Q After watching tiny ducklings jump out of a wood duck house, I'm wondering how the mother duck knows when the box is empty.

A You're very fortunate: Few of us have been privileged to see this wonderful sight. The day after her ducklings hatch, the hen wood duck is ready to call them out of the box. She stands outside and gives a special whispery kind of call. The ducklings "peep" in reply and jump up to the box entrance before dropping down to their mother; it may take only five minutes to clear the nest.

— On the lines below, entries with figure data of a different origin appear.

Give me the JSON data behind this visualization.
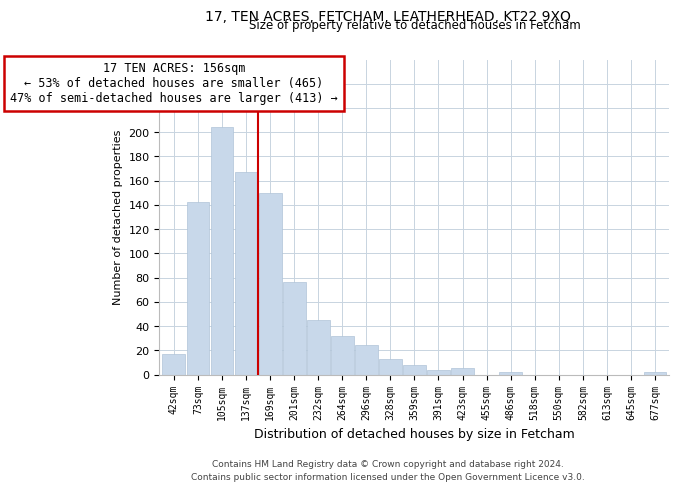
{
  "title": "17, TEN ACRES, FETCHAM, LEATHERHEAD, KT22 9XQ",
  "subtitle": "Size of property relative to detached houses in Fetcham",
  "xlabel": "Distribution of detached houses by size in Fetcham",
  "ylabel": "Number of detached properties",
  "bar_labels": [
    "42sqm",
    "73sqm",
    "105sqm",
    "137sqm",
    "169sqm",
    "201sqm",
    "232sqm",
    "264sqm",
    "296sqm",
    "328sqm",
    "359sqm",
    "391sqm",
    "423sqm",
    "455sqm",
    "486sqm",
    "518sqm",
    "550sqm",
    "582sqm",
    "613sqm",
    "645sqm",
    "677sqm"
  ],
  "bar_values": [
    17,
    142,
    204,
    167,
    150,
    76,
    45,
    32,
    24,
    13,
    8,
    4,
    5,
    0,
    2,
    0,
    0,
    0,
    0,
    0,
    2
  ],
  "bar_color": "#c8d8ea",
  "bar_edge_color": "#b0c4d8",
  "vline_color": "#cc0000",
  "vline_x": 3.5,
  "ylim": [
    0,
    260
  ],
  "yticks": [
    0,
    20,
    40,
    60,
    80,
    100,
    120,
    140,
    160,
    180,
    200,
    220,
    240,
    260
  ],
  "ann_line1": "17 TEN ACRES: 156sqm",
  "ann_line2": "← 53% of detached houses are smaller (465)",
  "ann_line3": "47% of semi-detached houses are larger (413) →",
  "annotation_box_color": "#ffffff",
  "annotation_box_edge": "#cc0000",
  "footer_line1": "Contains HM Land Registry data © Crown copyright and database right 2024.",
  "footer_line2": "Contains public sector information licensed under the Open Government Licence v3.0.",
  "background_color": "#ffffff",
  "grid_color": "#c8d4e0"
}
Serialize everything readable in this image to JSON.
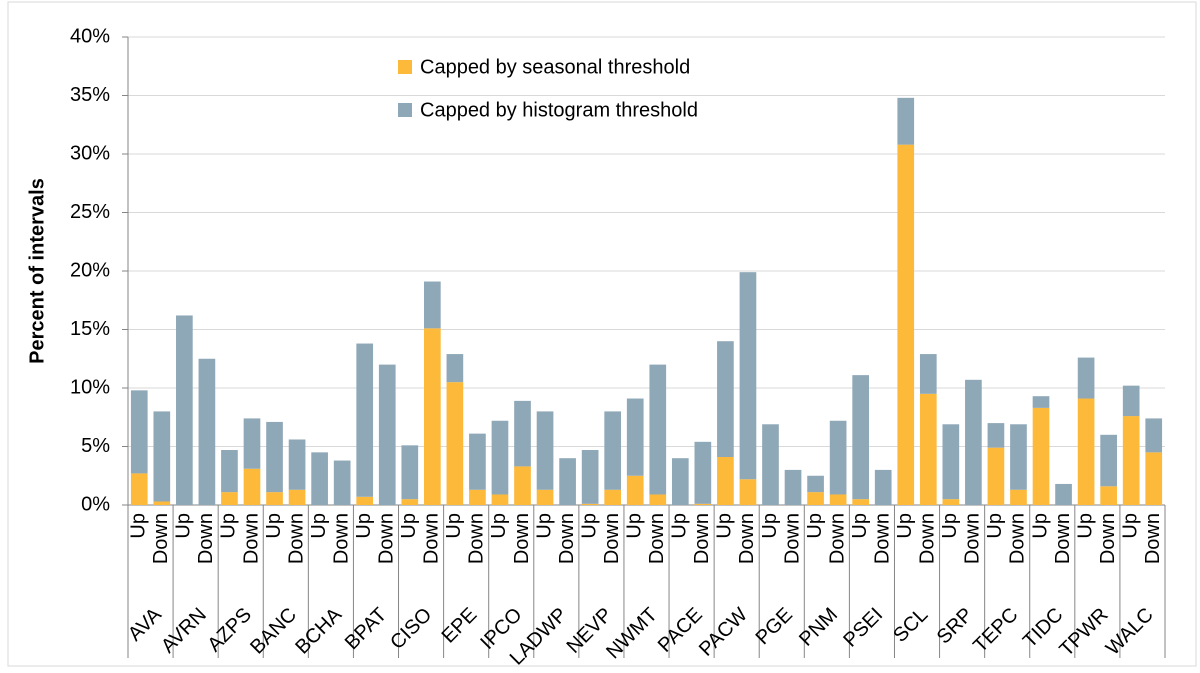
{
  "chart_data": {
    "type": "stacked-bar",
    "y_label": "Percent of intervals",
    "groups": [
      "AVA",
      "AVRN",
      "AZPS",
      "BANC",
      "BCHA",
      "BPAT",
      "CISO",
      "EPE",
      "IPCO",
      "LADWP",
      "NEVP",
      "NWMT",
      "PACE",
      "PACW",
      "PGE",
      "PNM",
      "PSEI",
      "SCL",
      "SRP",
      "TEPC",
      "TIDC",
      "TPWR",
      "WALC"
    ],
    "categories": [
      "Up",
      "Down",
      "Up",
      "Down",
      "Up",
      "Down",
      "Up",
      "Down",
      "Up",
      "Down",
      "Up",
      "Down",
      "Up",
      "Down",
      "Up",
      "Down",
      "Up",
      "Down",
      "Up",
      "Down",
      "Up",
      "Down",
      "Up",
      "Down",
      "Up",
      "Down",
      "Up",
      "Down",
      "Up",
      "Down",
      "Up",
      "Down",
      "Up",
      "Down",
      "Up",
      "Down",
      "Up",
      "Down",
      "Up",
      "Down",
      "Up",
      "Down",
      "Up",
      "Down",
      "Up",
      "Down"
    ],
    "series": [
      {
        "name": "Capped by seasonal threshold",
        "color": "#fdb93a",
        "values": [
          2.7,
          0.3,
          0,
          0,
          1.1,
          3.1,
          1.1,
          1.3,
          0,
          0,
          0.7,
          0,
          0.5,
          15.1,
          10.5,
          1.3,
          0.9,
          3.3,
          1.3,
          0,
          0.1,
          1.3,
          2.5,
          0.9,
          0,
          0.1,
          4.1,
          2.2,
          0,
          0,
          1.1,
          0.9,
          0.5,
          0,
          30.8,
          9.5,
          0.5,
          0,
          4.9,
          1.3,
          8.3,
          0,
          9.1,
          1.6,
          7.6,
          4.5
        ]
      },
      {
        "name": "Capped by histogram threshold",
        "color": "#8fa8b8",
        "values": [
          7.1,
          7.7,
          16.2,
          12.5,
          3.6,
          4.3,
          6.0,
          4.3,
          4.5,
          3.8,
          13.1,
          12.0,
          4.6,
          4.0,
          2.4,
          4.8,
          6.3,
          5.6,
          6.7,
          4.0,
          4.6,
          6.7,
          6.6,
          11.1,
          4.0,
          5.3,
          9.9,
          17.7,
          6.9,
          3.0,
          1.4,
          6.3,
          10.6,
          3.0,
          4.0,
          3.4,
          6.4,
          10.7,
          2.1,
          5.6,
          1.0,
          1.8,
          3.5,
          4.4,
          2.6,
          2.9
        ]
      }
    ],
    "ylim": [
      0,
      40
    ],
    "yticks": [
      {
        "value": 0,
        "label": "0%"
      },
      {
        "value": 5,
        "label": "5%"
      },
      {
        "value": 10,
        "label": "10%"
      },
      {
        "value": 15,
        "label": "15%"
      },
      {
        "value": 20,
        "label": "20%"
      },
      {
        "value": 25,
        "label": "25%"
      },
      {
        "value": 30,
        "label": "30%"
      },
      {
        "value": 35,
        "label": "35%"
      },
      {
        "value": 40,
        "label": "40%"
      }
    ],
    "grid": true,
    "legend": "top"
  }
}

"Once they start, it's like popcorn popping," says Kraig Kelsey, who runs a wild bird store in North Oaks. This is a very dangerous time for ducklings, with many predators on the lookout for easy prey, so the mother duck can't wait long. Once there are no more "peep" sounds from inside, she leads her brood away.

Egg-laying rate

Q How many eggs does a bird lay in a day?

A Female birds lay only one egg a day, since egg production places great stress on her resources and she needs time to replenish them. Songbirds tend to produce from three to six eggs over three to six days. Eggs are usually laid in the morning, then the female leaves the nest site for long periods. Most songbirds only begin incubating once the last egg in the clutch is laid, to ensure that all hatch at about the same time.

Hope springs eternal

Q We've had chickadees robbing the potting soil from a hanging basket. They pick up a piece, fly to a branch and seem to be trying to peck it open. Any thoughts?

A It sounds as if the chickadees are being fooled into thinking those little white pieces of vermiculite are some kind of seed. Even though they're not finding any food inside, they're persistent little birds and keep trying.

Housekeeping matters

Q I've seen bluebirds carrying food into the birdhouse, and then they fly out with something white in their beaks. What is going on?

A You're seeing signs of good housekeeping: Parent birds stuff food into their nestlings' beaks, then scoop up their youngsters' droppings to keep the nest clean. They take these fecal sacs some distance away from the nest site so predators aren't alerted to the presence of helpless young birds. Some birds, notably grackles, drop the fecal sacs into water, which might be the local birdbath.

Oriole feeding habits

Q I had many orioles at my feeders this spring but they've disappeared. Have they migrated north?

A Your orioles may still be in the area, but they've switched over to an insect diet, so aren't visiting feeders. During nesting season these beautiful birds, like nearly all songbirds, become insectivores, hunting for flying, hopping and crawling insects to feed their young. Once the youngsters leave the nest, the entire family may visit your feeders and birdbath.

Predator woodpeckers

Q Can you shed light on this? Last week I watched a red-bellied woodpecker spend an afternoon at the neighbor's nest box. The woodpecker pulled out each of the nestlings, one by one, and flew off with them. What was it doing with those little birds?

A I'd never heard of this kind of woodpecker behavior, so I consulted the Cornell Lab of Ornithology's Birds of North America Online. Shocking as it may seem, red-bellied woodpeckers do eat other birds' eggs and nestlings, when the opportunity presents itself. Most of their diet is made up of insects, berries, seeds and nuts, however.

The bird you observed has apparently learned that nest boxes can be an easy source of protein, for itself and possibly its own young. Red-headed woodpeckers are also reported to engage in this kind of behavior.